You may start seeing a lot more armed personnel at your local airport. Is that a good thing?
Recently, airports have started to issue requests for armed security officers. The U.S. airport industry has a long-standing tradition of only using certified law enforcement officers to meet the TSA regulations and to respond to incidents, but airport security officers have usually been unarmed.
At many airports, unarmed security officers support the Airport Security Program, including responding to door alarms, staffing perimeter gates and patrolling the airfield and terminal buildings to deter, observe and report on suspicious activities. Security officers also issue violation notices to airport workers who break the rules. These are jobs that most police officers dislike anyway, so it’s a win-win.
Armed private security personnel are common in private and public industry. Even the US Military and US government have long relied on armed private security personnel to secure US facilities at home and abroad. Throughout the world, armed private security are used at many airports, and there have been attacks at some international airports where terrorists and criminals accessed the airfield through the gates and over the fences and walls.
Let’s look at one particular situation in an unarmed and armed context. Most airport security gates are staffed by unarmed security officers. These access gates represent a vital layer in the security of the airport, and many are located just a few hundred feet from passenger aircraft. If a vehicle crashes through the gate, security personnel can at most (and should) immediately call the police and airport operations, get a good description of the vehicle and any suspects, and do what they can to maintain the integrity of the breached gate. Usually, that’s enough since police are already on the airport property and more rapidly respond, and there are plenty of eyes on the vehicle, including air traffic controllers and airport workers. Few individuals that commit an airport perimeter breach manage to escape law enforcement.
How would this gate breach be different with armed security personnel? Would they have the authority to open fire on a vehicle that is crashing through the gate? Would airfield security patrol officers also be armed and would they have the ability to use deadly force, or vehicle intervention techniques to stop the offender? How would an officer discern between a terrorist attack or a drunk driver smashing into the perimeter gate?
With these important questions in mind, do we need armed personnel if unarmed officers seem to be working?
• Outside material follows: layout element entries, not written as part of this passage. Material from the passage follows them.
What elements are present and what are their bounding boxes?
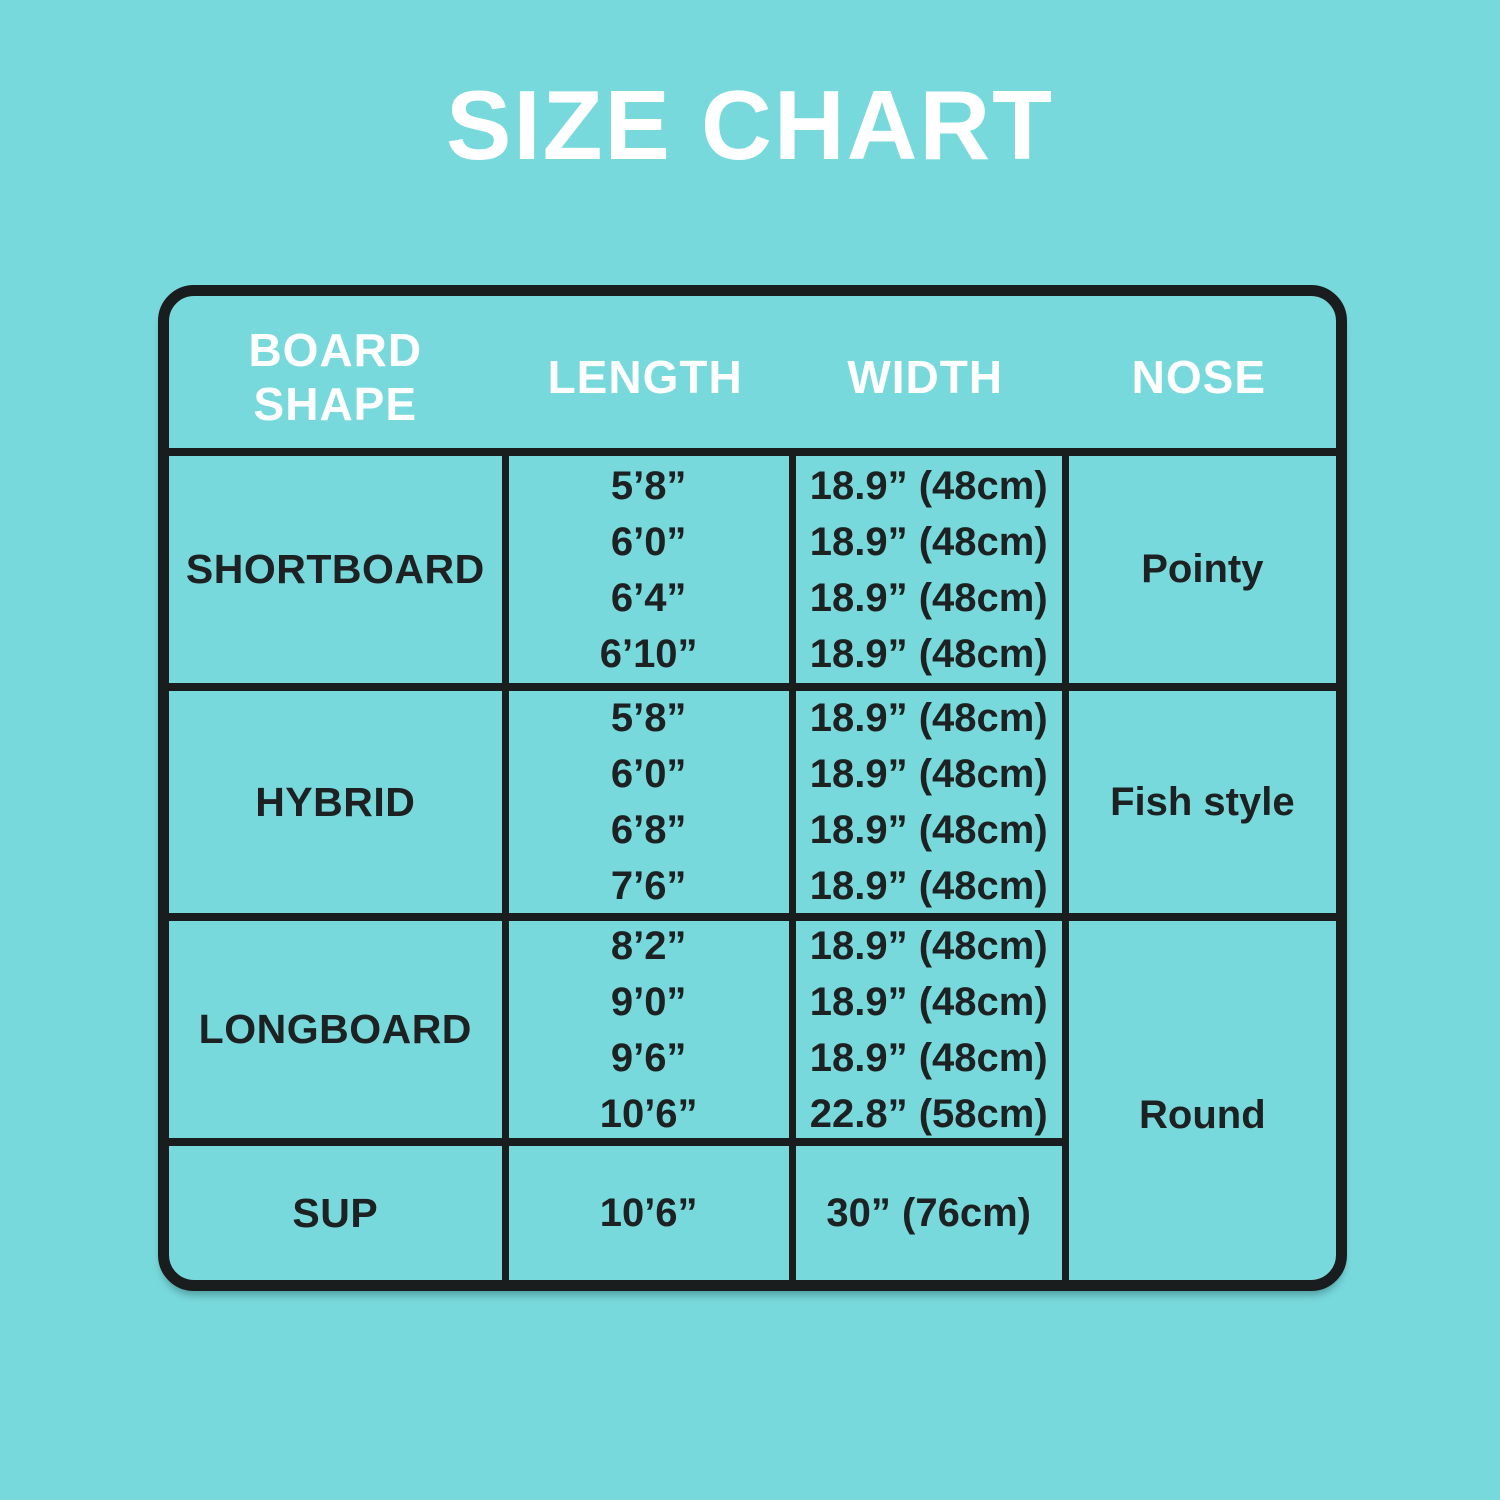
column-header-board-shape: BOARD SHAPE (169, 296, 502, 456)
cell-lengths-shortboard: 5’8” 6’0” 6’4” 6’10” (501, 456, 789, 683)
length-value: 6’4” (610, 575, 687, 620)
width-value: 18.9” (48cm) (809, 519, 1048, 564)
width-value: 18.9” (48cm) (809, 575, 1048, 620)
length-value: 10’6” (599, 1091, 698, 1136)
width-value: 18.9” (48cm) (809, 752, 1048, 796)
length-value: 6’0” (610, 752, 687, 796)
width-value: 18.9” (48cm) (809, 808, 1048, 852)
length-value: 6’0” (610, 519, 687, 564)
column-header-length: LENGTH (501, 296, 789, 456)
length-value: 5’8” (610, 696, 687, 740)
length-value: 6’8” (610, 808, 687, 852)
column-header-nose: NOSE (1061, 296, 1336, 456)
width-value: 18.9” (48cm) (809, 923, 1048, 968)
length-value: 9’0” (610, 979, 687, 1024)
length-value: 7’6” (610, 864, 687, 908)
cell-board-shape-sup: SUP (169, 1138, 502, 1280)
cell-nose-longboard-sup-merged: Round (1061, 913, 1336, 1280)
cell-widths-sup: 30” (76cm) (788, 1138, 1062, 1280)
length-value: 9’6” (610, 1035, 687, 1080)
cell-board-shape-longboard: LONGBOARD (169, 913, 502, 1138)
width-value: 18.9” (48cm) (809, 631, 1048, 676)
cell-lengths-longboard: 8’2” 9’0” 9’6” 10’6” (501, 913, 789, 1138)
width-value: 22.8” (58cm) (809, 1091, 1048, 1136)
width-value: 18.9” (48cm) (809, 696, 1048, 740)
cell-lengths-sup: 10’6” (501, 1138, 789, 1280)
length-value: 8’2” (610, 923, 687, 968)
width-value: 30” (76cm) (826, 1191, 1031, 1235)
length-value: 6’10” (599, 631, 698, 676)
cell-widths-shortboard: 18.9” (48cm) 18.9” (48cm) 18.9” (48cm) 1… (788, 456, 1062, 683)
cell-widths-hybrid: 18.9” (48cm) 18.9” (48cm) 18.9” (48cm) 1… (788, 683, 1062, 913)
cell-lengths-hybrid: 5’8” 6’0” 6’8” 7’6” (501, 683, 789, 913)
length-value: 5’8” (610, 463, 687, 508)
width-value: 18.9” (48cm) (809, 1035, 1048, 1080)
width-value: 18.9” (48cm) (809, 979, 1048, 1024)
width-value: 18.9” (48cm) (809, 463, 1048, 508)
cell-board-shape-shortboard: SHORTBOARD (185, 546, 485, 592)
cell-nose-shortboard: Pointy (1061, 456, 1336, 683)
width-value: 18.9” (48cm) (809, 864, 1048, 908)
cell-nose-hybrid: Fish style (1061, 683, 1336, 913)
length-value: 10’6” (599, 1191, 698, 1235)
cell-board-shape-hybrid: HYBRID (169, 683, 502, 913)
page-title: SIZE CHART (446, 70, 1054, 180)
cell-widths-longboard: 18.9” (48cm) 18.9” (48cm) 18.9” (48cm) 2… (788, 913, 1062, 1138)
size-chart-table: BOARD SHAPE LENGTH WIDTH NOSE SHORTBOARD… (158, 285, 1347, 1291)
column-header-width: WIDTH (788, 296, 1062, 456)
I still think the idea is worthy of consideration.
The traditional argument against armed private security at airports has been one of keeping the number of firearms on the airport to a minimum because for every additional gun allowed on the airport is one additional possibility of the gun being lost, stolen or mishandled. But lost, stolen or mishandled guns also happens to police officers and federal agents. A recent case in Denver saw an FBI agent inadvertently discharge his firearm at a nightclub after he’d dropped it while doing some sort of acrobatic move on the dance floor. The bullet struck another patron in the foot. With airports though, the stakes are much higher as someone could give an accomplice the gun to hijack an aircraft (this could happen with anyone though, as even a few Air Marshals have been guilty of smuggling guns and drugs on commercial flights).
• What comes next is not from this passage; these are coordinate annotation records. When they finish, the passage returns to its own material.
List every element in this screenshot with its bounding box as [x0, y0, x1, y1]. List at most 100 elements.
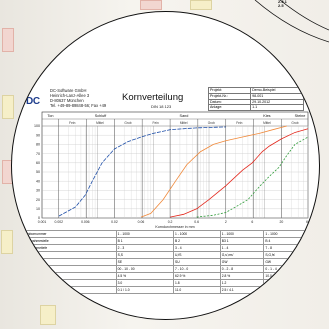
legend-cell: Kornkennzahl — [24, 265, 117, 273]
legend-row: Anteil < 0.063 mm 4.5 % 62.9 % 2.8 % 10.0 % — [24, 272, 308, 280]
x-axis-label: Korndurchmesser in mm — [155, 225, 194, 229]
legend-row: Bodenart S,S U,fS G,s',ms' S,G,fs' — [24, 251, 308, 259]
legend-cell: S,S — [115, 251, 175, 259]
legend-cell: GW — [219, 258, 265, 266]
soil-class-label: Ton — [47, 114, 53, 118]
y-tick-label: 10 — [36, 207, 40, 211]
soil-subclass-label: Mittel — [263, 121, 271, 125]
sheet-header: DC DC-Software GmbH Heinrich-Lanz-Allee … — [26, 86, 306, 120]
binder-tab — [140, 0, 162, 10]
legend-cell: 3 - 4 — [173, 244, 221, 252]
legend-cell: SE — [115, 258, 175, 266]
legend-row: Labornummer 1 - 1000 1 - 1000 1 - 1000 1 - 1… — [24, 230, 308, 238]
legend-cell: 1 - 4 — [219, 244, 265, 252]
legend-cell: 3.0 — [115, 279, 175, 287]
legend-cell: Ungleichf. U — [24, 279, 117, 287]
soil-subclass-label: Fein — [153, 121, 159, 125]
legend-cell: S,G,fs' — [263, 251, 308, 259]
x-tick-label: 0.02 — [111, 220, 118, 224]
series-line — [170, 128, 309, 218]
x-tick-label: 2 — [225, 220, 227, 224]
legend-cell: Krümmungszahl Cc — [24, 286, 117, 294]
legend-row: Ungleichf. U 3.0 1.8 1.2 5.2 — [24, 279, 308, 287]
legend-cell: 1 - 1000 — [115, 230, 175, 238]
legend-cell: 0 - 2 - 8 — [219, 265, 265, 273]
legend-cell: B3 1 — [219, 237, 265, 245]
background-lines — [254, 0, 329, 43]
binder-tab — [1, 230, 13, 254]
legend-cell: 7 - 8 — [263, 244, 308, 252]
legend-cell: B 4 — [263, 237, 308, 245]
x-tick-label: 0.002 — [55, 220, 64, 224]
y-tick-label: 70 — [36, 152, 40, 156]
legend-cell: Bodenart — [24, 251, 117, 259]
legend-cell: 10.0 % — [263, 272, 308, 280]
y-tick-label: 50 — [36, 170, 40, 174]
company-address: DC-Software GmbH Heinrich-Lanz-Allee 3 D… — [50, 88, 106, 108]
y-tick-label: 60 — [36, 161, 40, 165]
soil-class-label: Steine — [295, 114, 306, 118]
legend-cell: GW — [263, 258, 308, 266]
meta-table: Projekt: Demo-Beispiel Projekt-Nr.: 98-001… — [207, 87, 304, 112]
legend-cell: U,fS — [173, 251, 221, 259]
legend-cell: SU — [173, 258, 221, 266]
legend-cell: Entnahmetiefe — [24, 244, 117, 252]
x-tick-label: 0.006 — [81, 220, 90, 224]
x-tick-label: 0.6 — [194, 220, 199, 224]
plot-frame — [41, 111, 309, 219]
y-tick-label: 30 — [36, 189, 40, 193]
grain-distribution-sheet: DC DC-Software GmbH Heinrich-Lanz-Allee … — [12, 12, 319, 319]
series-line — [58, 126, 226, 217]
legend-row: Bodengruppe SE SU GW GW — [24, 258, 308, 266]
x-tick-label: 20 — [280, 220, 284, 224]
legend-cell: 0.1 / 1.0 — [115, 286, 175, 294]
x-tick-label: 0.2 — [168, 220, 173, 224]
sheet-subtitle: DIN 18 123 — [151, 104, 172, 109]
soil-subclass-label: Grob — [208, 121, 215, 125]
company-line: D-80637 München — [50, 98, 84, 103]
legend-cell: 0.4 / 1.0 — [263, 286, 308, 294]
company-line: Heinrich-Lanz-Allee 3 — [50, 93, 90, 98]
legend-cell: 11.0 — [173, 286, 221, 294]
soil-subclass-label: Grob — [291, 121, 298, 125]
y-tick-label: 0 — [38, 216, 40, 220]
legend-cell: 5.2 — [263, 279, 308, 287]
legend-cell: 2.5 / 4.1 — [219, 286, 265, 294]
legend-cell: Labornummer — [24, 230, 117, 238]
x-tick-label: 0.06 — [138, 220, 145, 224]
legend-cell: Bodengruppe — [24, 258, 117, 266]
sheet-title: Kornverteilung — [122, 92, 184, 103]
legend-cell: 00 - 10 - 00 — [115, 265, 175, 273]
soil-class-label: Sand — [180, 114, 189, 118]
legend-cell: 4.5 % — [115, 272, 175, 280]
binder-tab — [2, 95, 14, 119]
legend-cell: 2.8 % — [219, 272, 265, 280]
legend-cell: 1 - 1000 — [219, 230, 265, 238]
legend-cell: 1 - 1000 — [173, 230, 221, 238]
soil-subclass-label: Fein — [69, 121, 75, 125]
legend-cell: Anteil < 0.063 mm — [24, 272, 117, 280]
company-logo: DC — [26, 96, 40, 107]
y-tick-label: 80 — [36, 143, 40, 147]
meta-value: 1.1 — [250, 104, 304, 112]
legend-row: Krümmungszahl Cc 0.1 / 1.0 11.0 2.5 / 4.1 0.… — [24, 286, 308, 294]
legend-cell: G,s',ms' — [219, 251, 265, 259]
x-tick-label: 0.001 — [38, 220, 47, 224]
legend-cell: 0 - 1 - 4 — [263, 265, 308, 273]
legend-cell: 62.9 % — [173, 272, 221, 280]
x-tick-label: 6 — [251, 220, 253, 224]
legend-cell: B 1 — [115, 237, 175, 245]
legend-cell: 1.8 — [173, 279, 221, 287]
y-tick-label: 90 — [36, 133, 40, 137]
binder-tab — [2, 28, 14, 52]
x-tick-label: 60 — [306, 220, 310, 224]
soil-subclass-label: Grob — [124, 121, 131, 125]
soil-subclass-label: Fein — [236, 121, 242, 125]
legend-cell: Entnahmestelle — [24, 237, 117, 245]
legend-cell: 7 - 10 - 0 — [173, 265, 221, 273]
series-line — [140, 125, 287, 218]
Armed security can perform more missions than unarmed security which includes providing a higher level of force-projection and deterrence, as National Guard troops did in airports shortly following 9/11. Armed personnel are often a more effective at discouraging individuals from attempting to intentionally drive through an access gate or jumping the fence, and anyone intent on doing so must take into account that they may be met with immediate armed resistance.
However, the level of deterrence and the ability to increase the airports’ effectiveness to respond to violent incidents at the airport, will depend upon the level of authority given to the armed personnel. Many National Guard troops patrolling airports after the terrorist attacks, carried unloaded weapons and often didn’t have any Rules of Engagement.
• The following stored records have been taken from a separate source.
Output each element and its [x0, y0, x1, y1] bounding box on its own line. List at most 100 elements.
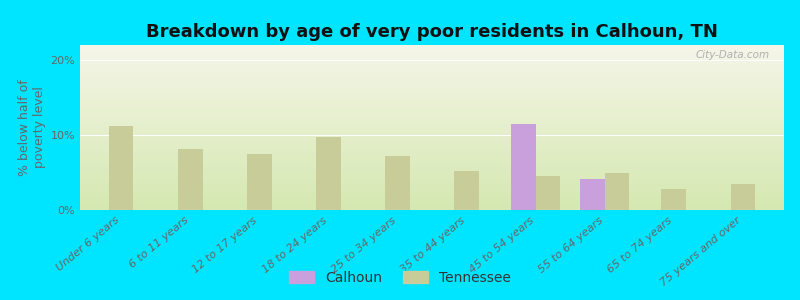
Bar [80, 45, 784, 46]
Bar [178, 148, 202, 210]
Bar [80, 98, 784, 99]
Bar [80, 188, 784, 190]
Bar [80, 131, 784, 132]
Bar [80, 175, 784, 177]
Bar [80, 103, 784, 104]
Bar [316, 137, 341, 210]
Bar [80, 162, 784, 164]
Bar [80, 46, 784, 48]
Bar [80, 85, 784, 86]
Bar [80, 93, 784, 94]
Bar [80, 185, 784, 187]
Bar [247, 154, 271, 210]
Bar [80, 101, 784, 103]
Bar [80, 126, 784, 128]
Bar [80, 174, 784, 175]
Bar [80, 152, 784, 154]
Bar [80, 80, 784, 81]
Bar [80, 128, 784, 129]
Bar [386, 156, 410, 210]
Bar [80, 65, 784, 66]
Bar [80, 78, 784, 80]
Bar [454, 171, 478, 210]
Bar [80, 112, 784, 114]
Bar [80, 139, 784, 141]
Bar [80, 124, 784, 126]
Bar [80, 63, 784, 65]
Bar [80, 66, 784, 68]
Bar [80, 76, 784, 78]
Bar [535, 176, 560, 210]
Bar [80, 58, 784, 60]
Bar [80, 71, 784, 73]
Bar [80, 142, 784, 144]
Bar [80, 151, 784, 152]
Bar [80, 121, 784, 122]
Bar [80, 55, 784, 56]
Bar [80, 207, 784, 208]
Bar [80, 197, 784, 199]
Bar [80, 48, 784, 50]
Bar [80, 116, 784, 118]
Bar [80, 136, 784, 137]
Bar [80, 202, 784, 203]
Bar [80, 88, 784, 89]
Bar [80, 208, 784, 210]
Bar [80, 119, 784, 121]
Bar [80, 190, 784, 192]
Bar [80, 141, 784, 142]
Bar [80, 73, 784, 75]
Bar [80, 203, 784, 205]
Bar [80, 70, 784, 71]
Legend: Calhoun, Tennessee: Calhoun, Tennessee [283, 265, 517, 290]
Bar [580, 178, 605, 210]
Bar [80, 91, 784, 93]
Bar [80, 164, 784, 165]
Bar [80, 111, 784, 112]
Bar [110, 126, 134, 210]
Bar [80, 114, 784, 116]
Title: Breakdown by age of very poor residents in Calhoun, TN: Breakdown by age of very poor residents … [146, 23, 718, 41]
Bar [80, 192, 784, 194]
Bar [80, 61, 784, 63]
Text: City-Data.com: City-Data.com [696, 50, 770, 60]
Bar [730, 184, 754, 210]
Bar [80, 132, 784, 134]
Bar [80, 129, 784, 131]
Bar [80, 122, 784, 124]
Bar [80, 75, 784, 76]
Bar [80, 104, 784, 106]
Bar [80, 108, 784, 109]
Bar [80, 169, 784, 170]
Bar [80, 83, 784, 85]
Bar [80, 137, 784, 139]
Bar [80, 180, 784, 182]
Y-axis label: % below half of
poverty level: % below half of poverty level [18, 79, 46, 176]
Bar [80, 52, 784, 53]
Bar [80, 157, 784, 159]
Bar [80, 81, 784, 83]
Bar [80, 50, 784, 52]
Bar [80, 167, 784, 169]
Bar [80, 60, 784, 61]
Bar [80, 154, 784, 155]
Bar [80, 177, 784, 178]
Bar [80, 68, 784, 70]
Bar [80, 205, 784, 207]
Bar [80, 170, 784, 172]
Bar [80, 146, 784, 147]
Bar [80, 184, 784, 185]
Bar [80, 178, 784, 180]
Bar [80, 160, 784, 162]
Bar [80, 144, 784, 146]
Bar [511, 124, 535, 210]
Bar [80, 89, 784, 91]
Bar [80, 187, 784, 188]
Bar [80, 147, 784, 149]
Bar [80, 194, 784, 195]
Bar [80, 118, 784, 119]
Bar [605, 172, 629, 210]
Bar [80, 94, 784, 96]
Bar [80, 56, 784, 58]
Bar [80, 200, 784, 202]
There are additional considerations including whether there will be TSA prohibited item related hurdles to overcome; will the armed personnel be used in the terminal or just on the airfield; what will be the liability requirements for armed security personnel; and what controls must be put into place to minimize the loss or theft of a firearm, especially in the sterile area.
At a minimum:
- Armed personnel must meet higher employment and training standards, than unarmed;
- Be licensed and undergo more thorough background checks than average airport workers;
- Have a clearly defined use-of-force policy;
- Have clearly defined Rules of Engagement, especially their role during an airport active shooter incident;
- Undergo training on discerning when to shoot and when not to shoot;
- Have post orders that are always be up-to-date and personnel must be able to demonstrate they can carry-out their post orders at any time, and;
- The airport operator must conduct frequent audits and inspections to ensure the firearms are being properly handled.
For decades, there has not been a significant need to put armed security personnel at US airport gates and in the airport. There are often enough police personnel to respond to most routine incidents. However, with police budgets being cut back, and the possibility that the TSA law enforcement reimbursement program for airports may be the victim of the chopping block if the latest budget proposal goes through, airports may have to strongly consider the possibility.